It's frustrating mostly because it feels like there really is a good puzzle at the heart of this!

I would absolutely play more of this.  It's super adorable, and the puzzles make sense--it's not just "well, there's a button, might as well click it".  There's something especially rewarding about a thing that makes sense because another one of the four has discovered the thing it affects.  Loved it!

Me: "I don't believe this is solvable."

Me, five minutes and a lot of undoing later: "I don't believe that was solvable."

That's really clever.

Let me lead by saying that the overall effect is fantastic.  The art is terrific and the general feel and style of things is really engaging.  I skipped the tutorial, which is probably a bad idea, but found almost everything intuitive enough, with helpful tooltips everywhere.  (Should I have learned earlier that discarding a card grants you its karma?  Yes.  Should I have learned that before discarding a negative-karma card when I had zero karma?  Absolutely yes.  This is my fault.)

I did find the game balance to be a little off: maybe because the player starts with fourcards and the opponent starts with one or two, I didn't ever really feel any sense of threat or risk of losing.  (And Strength is really powerful.)  I think if you wanted to keep working on it, there's a lot of room to explore how to balance the combats.

On the other hand, if you decide that a semester's long enough to work on a project, you can absolutely leave it where it is and be proud of it while you move on to even better things!

Hey, no worries!  A demo or pilot only needs to be as complete as you want it to be; I only said anything at all because, well, you did ask for feedback. :-)  I have no doubt that, given more time and attention, any and all issues will be addressed.

It's an interesting game!  A few thoughts:

  • I definitely had more animals than I needed; I'm not even sure I ever used a spider.
  • I picked up the fly before talking to the spider, which made the checklist and the conversation both a little strange.

It's a nice mechanic (every time I swear off sokoban, someone comes up with something that makes it interesting), but on top of that it's excellent level design: good introduction of new elements, the right amount of increasing difficulty.  Just very good all around.

Fantastic news all around--thrilled to see you able to come back to this, and glad to hear you're feeling good about where you are on it! there logic?  It feels random.

That one worked!  Definitely entertaining.

I don't know if it's just me, but while the blue button works to see the credits, pressing the red button (well, OK, the left arrow) starts some music but the screen doesn't change and the program stops responding.

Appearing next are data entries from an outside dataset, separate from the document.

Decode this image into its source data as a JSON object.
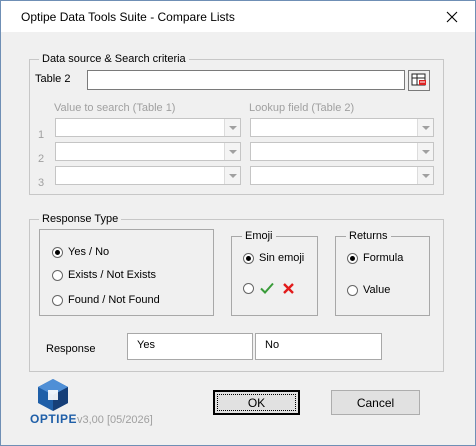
{
  "window": {
    "title": "Optipe Data Tools Suite - Compare Lists"
  },
  "data_source": {
    "legend": "Data source & Search criteria",
    "table2_label": "Table 2",
    "table2_value": "",
    "col1_header": "Value to search (Table 1)",
    "col2_header": "Lookup field (Table 2)",
    "row_numbers": [
      "1",
      "2",
      "3"
    ]
  },
  "response_type": {
    "legend": "Response Type",
    "options": [
      "Yes / No",
      "Exists / Not Exists",
      "Found / Not Found"
    ],
    "selected": "Yes / No",
    "emoji": {
      "legend": "Emoji",
      "option_text": "Sin emoji",
      "selected": "Sin emoji"
    },
    "returns": {
      "legend": "Returns",
      "options": [
        "Formula",
        "Value"
      ],
      "selected": "Formula"
    },
    "response_label": "Response",
    "response_true": "Yes",
    "response_false": "No"
  },
  "footer": {
    "logo_text": "OPTIPE",
    "version": "v3,00 [05/2026]",
    "ok_label": "OK",
    "cancel_label": "Cancel"
  },
  "colors": {
    "check": "#3a9c3a",
    "cross": "#e21b1b",
    "logo_blue": "#1f5fa8"
  }
}
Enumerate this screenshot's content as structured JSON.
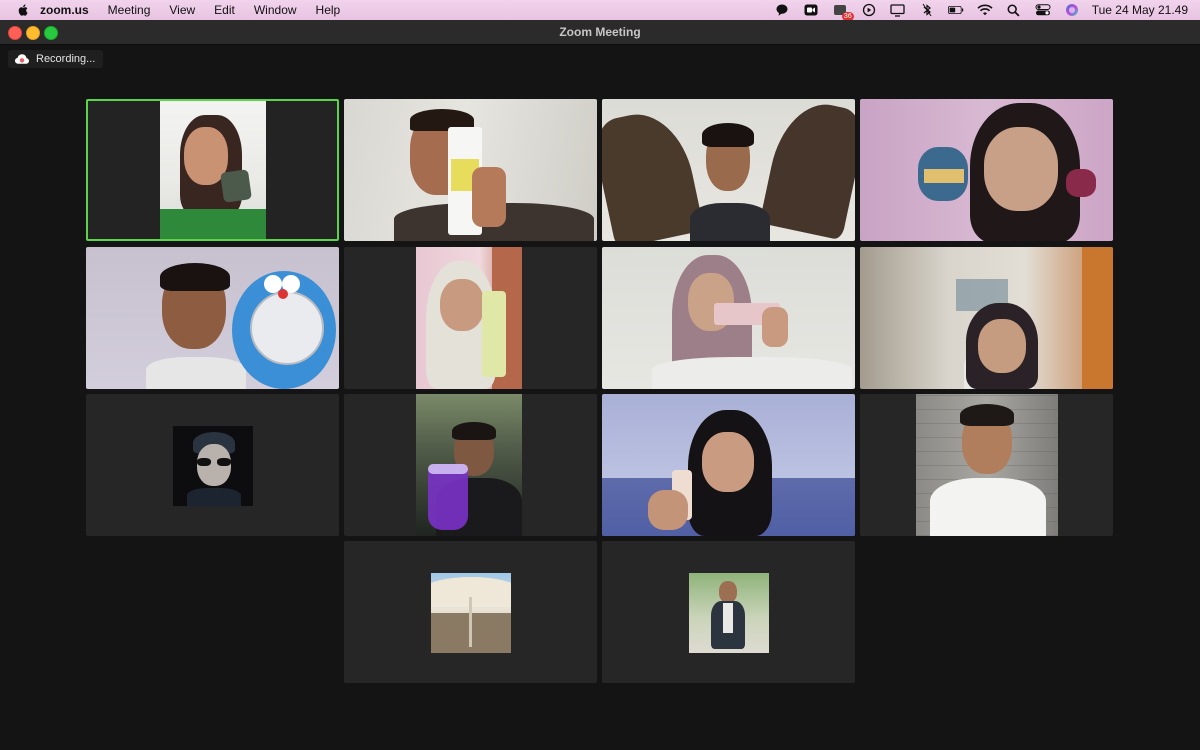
{
  "menubar": {
    "app": "zoom.us",
    "menus": [
      "Meeting",
      "View",
      "Edit",
      "Window",
      "Help"
    ],
    "notification_count": "36",
    "clock": "Tue 24 May  21.49"
  },
  "window": {
    "title": "Zoom Meeting"
  },
  "recording": {
    "label": "Recording..."
  },
  "colors": {
    "active_speaker_border": "#5bd44a",
    "tile_background": "#262626",
    "window_background": "#141414",
    "recording_icon": "#e8616a"
  }
}
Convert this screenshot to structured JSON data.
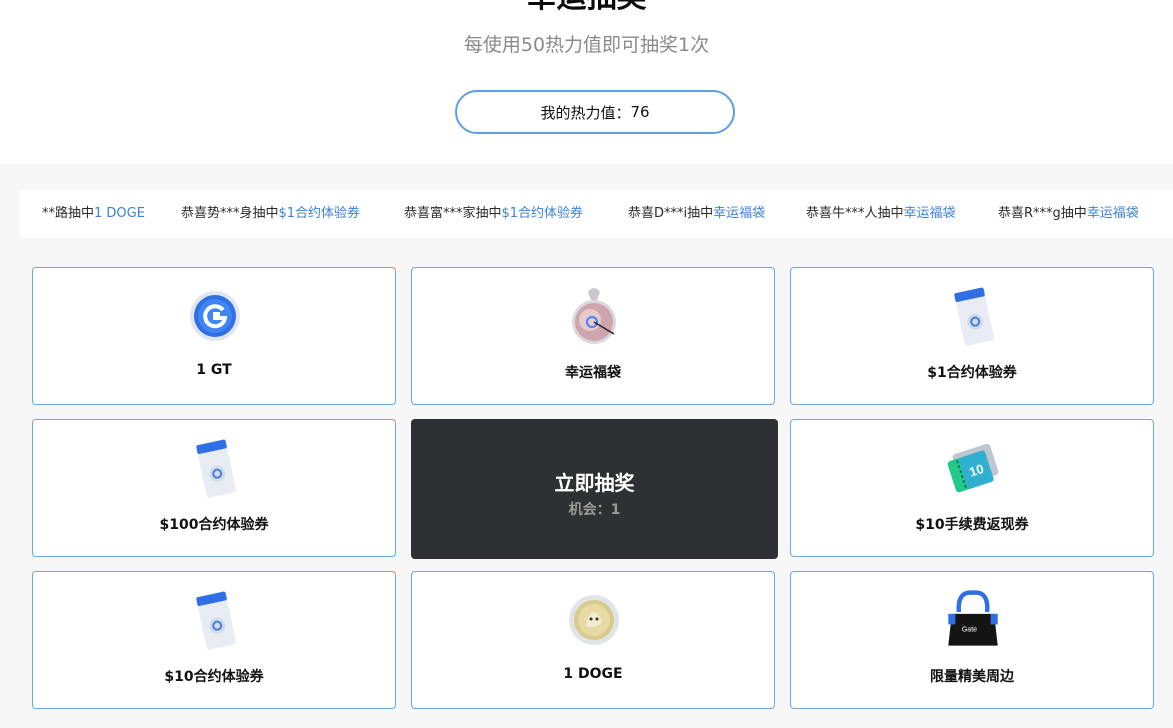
{
  "header": {
    "title": "幸运抽奖",
    "subtitle": "每使用50热力值即可抽奖1次",
    "heat_label": "我的热力值：",
    "heat_value": "76"
  },
  "ticker": [
    {
      "prefix": "**路抽中",
      "prize": "1 DOGE"
    },
    {
      "prefix": "恭喜势***身抽中",
      "prize": "$1合约体验券"
    },
    {
      "prefix": "恭喜富***家抽中",
      "prize": "$1合约体验券"
    },
    {
      "prefix": "恭喜D***i抽中",
      "prize": "幸运福袋"
    },
    {
      "prefix": "恭喜牛***人抽中",
      "prize": "幸运福袋"
    },
    {
      "prefix": "恭喜R***g抽中",
      "prize": "幸运福袋"
    }
  ],
  "prizes": [
    {
      "label": "1 GT",
      "icon": "gt-coin-icon"
    },
    {
      "label": "幸运福袋",
      "icon": "lucky-bag-icon"
    },
    {
      "label": "$1合约体验券",
      "icon": "contract-voucher-icon"
    },
    {
      "label": "$100合约体验券",
      "icon": "contract-voucher-icon"
    },
    {
      "label": "$10手续费返现券",
      "icon": "fee-rebate-ticket-icon",
      "ticket_text": "10"
    },
    {
      "label": "$10合约体验券",
      "icon": "contract-voucher-icon"
    },
    {
      "label": "1 DOGE",
      "icon": "doge-coin-icon"
    },
    {
      "label": "限量精美周边",
      "icon": "tote-bag-icon",
      "bag_text": "Gate"
    }
  ],
  "draw_button": {
    "label": "立即抽奖",
    "chances_label": "机会：",
    "chances_value": "1"
  },
  "colors": {
    "accent": "#3b82d6",
    "card_border": "#6aa6e4",
    "draw_button_bg": "#2f3033"
  }
}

Oh, turns.  Either that was not at all obvious, or it's well-documented and I can't read. :-)

It's surprisingly compelling!  I played it and thought "huh, neat", and then found myself coming back to it several times.

Is the store working?  I click on things in it and it sure looks like I lose omnium for it, but I don't seem to gain sanity/health.

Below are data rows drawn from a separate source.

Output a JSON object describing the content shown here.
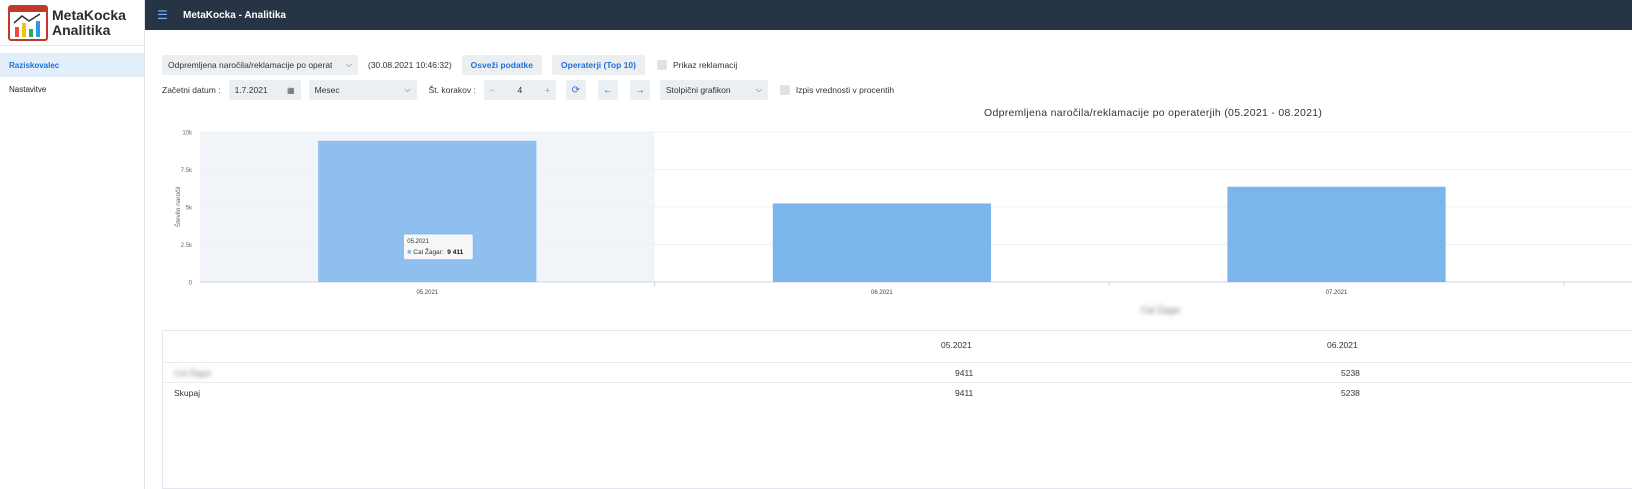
{
  "app": {
    "logo_line1": "MetaKocka",
    "logo_line2": "Analitika",
    "title": "MetaKocka - Analitika"
  },
  "sidebar": {
    "items": [
      {
        "label": "Raziskovalec",
        "active": true
      },
      {
        "label": "Nastavitve",
        "active": false
      }
    ]
  },
  "toolbar": {
    "report_select": "Odpremljena naročila/reklamacije po operat",
    "timestamp": "(30.08.2021 10:46:32)",
    "refresh_label": "Osveži podatke",
    "operators_label": "Operaterji (Top 10)",
    "show_claims_label": "Prikaz reklamacij",
    "start_date_label": "Začetni datum :",
    "start_date_value": "1.7.2021",
    "period_select": "Mesec",
    "steps_label": "Št. korakov :",
    "steps_value": "4",
    "chart_type_select": "Stolpični grafikon",
    "percent_label": "Izpis vrednosti v procentih"
  },
  "chart_data": {
    "type": "bar",
    "title": "Odpremljena naročila/reklamacije po operaterjih (05.2021 - 08.2021)",
    "ylabel": "Število naročil",
    "ylim": [
      0,
      10000
    ],
    "y_ticks": [
      "0",
      "2.5k",
      "5k",
      "7.5k",
      "10k"
    ],
    "categories": [
      "05.2021",
      "06.2021",
      "07.2021"
    ],
    "values": [
      9411,
      5238,
      6350
    ],
    "legend_entry": "Cal Žagar",
    "tooltip": {
      "category": "05.2021",
      "series": "Cal Žagar:",
      "value": "9 411"
    },
    "colors": {
      "bar": "#7cb5ec",
      "highlight": "#f1f4f9"
    }
  },
  "table": {
    "headers": [
      "05.2021",
      "06.2021"
    ],
    "rows": [
      {
        "label": "Cal Žagar",
        "values": [
          "9411",
          "5238"
        ]
      },
      {
        "label": "Skupaj",
        "values": [
          "9411",
          "5238"
        ]
      }
    ]
  }
}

I think this is a cool idea, but of course it needs more development.  Some things I noticed:

  • When you start, the animation moves fast. The first time I tried, I blinked and suddenly the entire screen was filled with fire and water and I couldn't really tell how it got there.
  • The first six or seven attempts I made, the left side filled with water, and the right side ended with some fire, some dirt (the pale brown is dirt, right?), and some water.  But I couldn't really understand why the water would sometimes spread over dirt, but clearly not all the time.
  • Similarly, on later levels, I wasn't always sure how things spread.  (Did oil move faster than water or was that my imagination?)

The concept is great, and I think with a little tweaking to make things clearer to the player, it'll really come together.

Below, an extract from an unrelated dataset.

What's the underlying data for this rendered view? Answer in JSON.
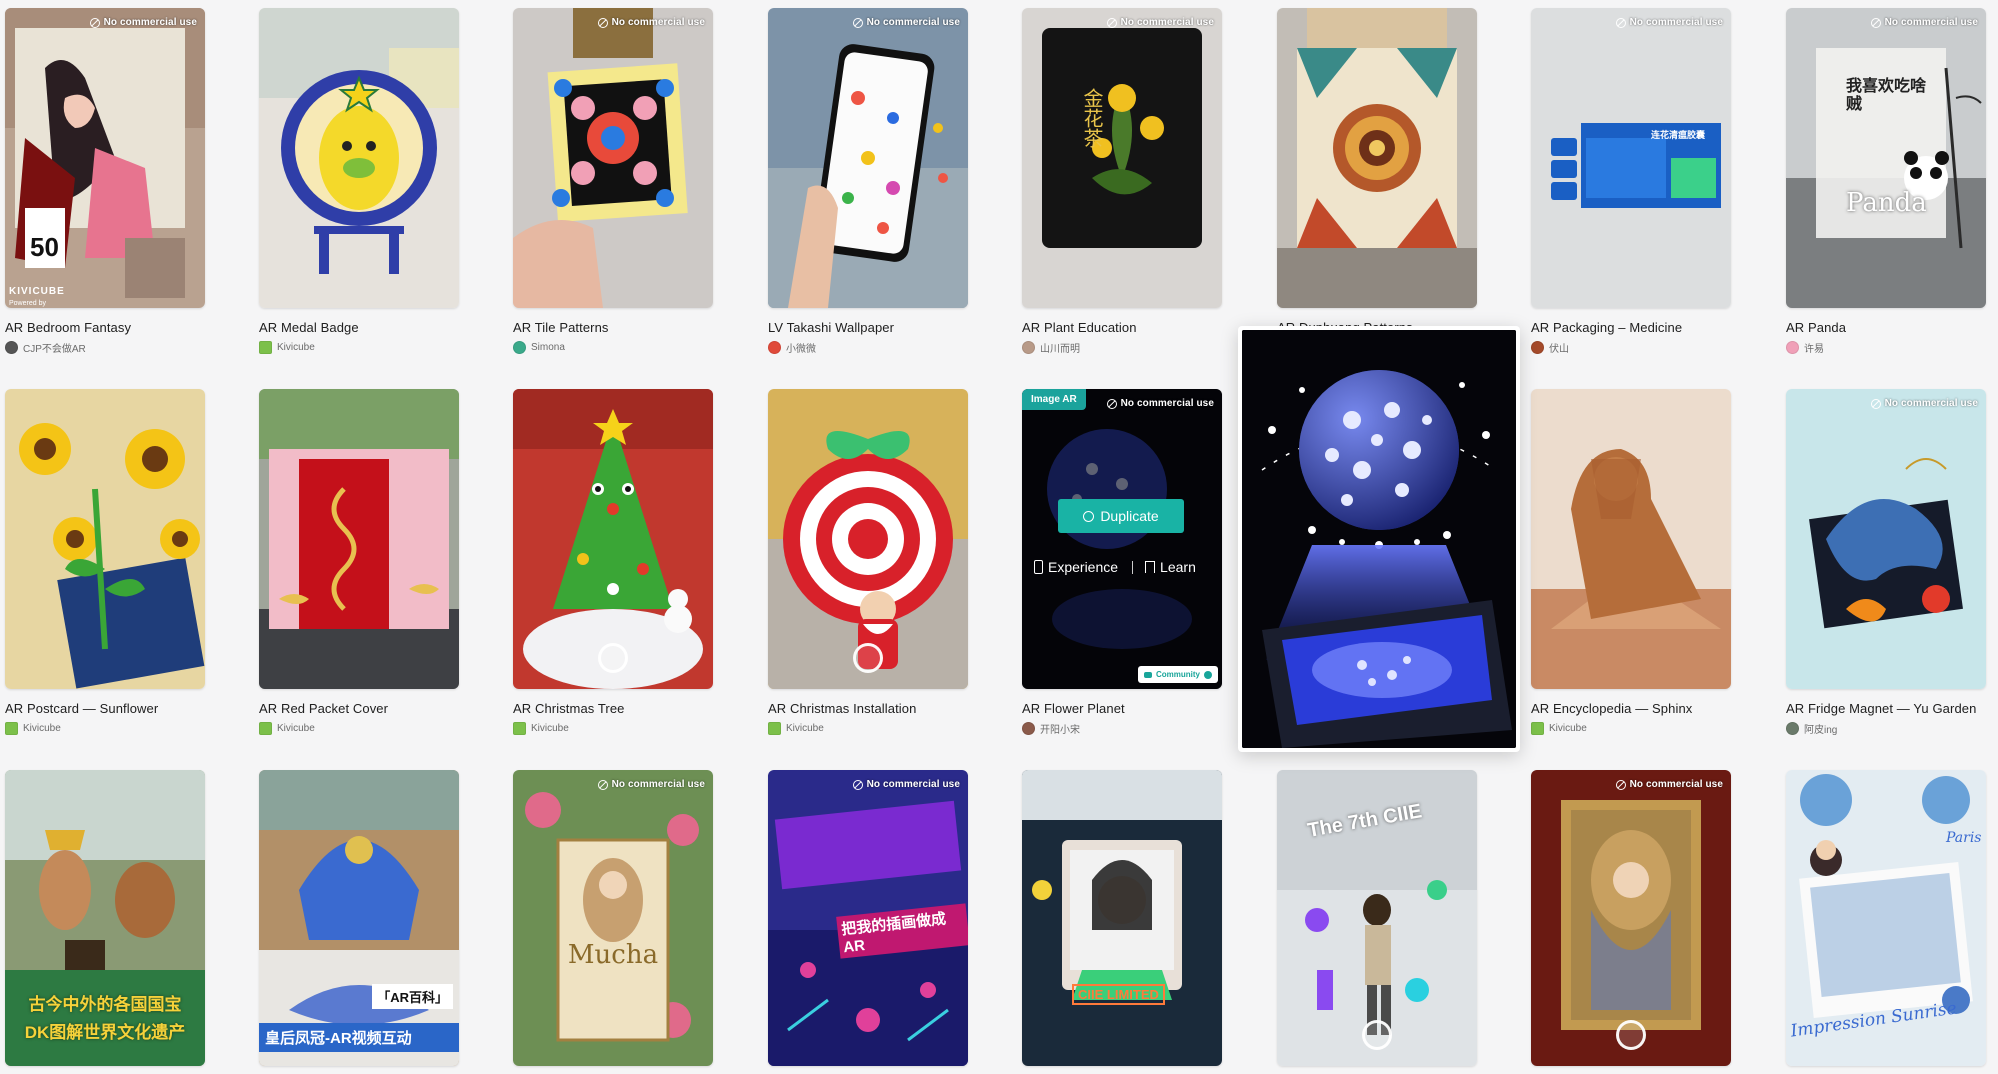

Super adorable, and "an elderly beholder who needs someone to bring him his glasses" is something I am utterly stealing the next time I run an RPG. :-)

I don't want to say you're overselling it, but that's a whole lot of description for a thing that's not really a demo, it's a one-level...puzzle? guessing game?  Is there an actual demo?

I also missed the reroll aspect (I thought "roll dice" was just a starting action), but once I realized, it's really quite entertaining.  Looking forward to seeing more of it!

This is delightful.  Just enough twists to keep things interesting, some really cool mechanics I've never seen before.  Fantastic.

uh so there was this brown door-looking thing and I walked through it and I won.  I don't think this is working the way you think.

I don't think I understand how it works.  Do you just have to guess what the translation is?  How exact do you have to be?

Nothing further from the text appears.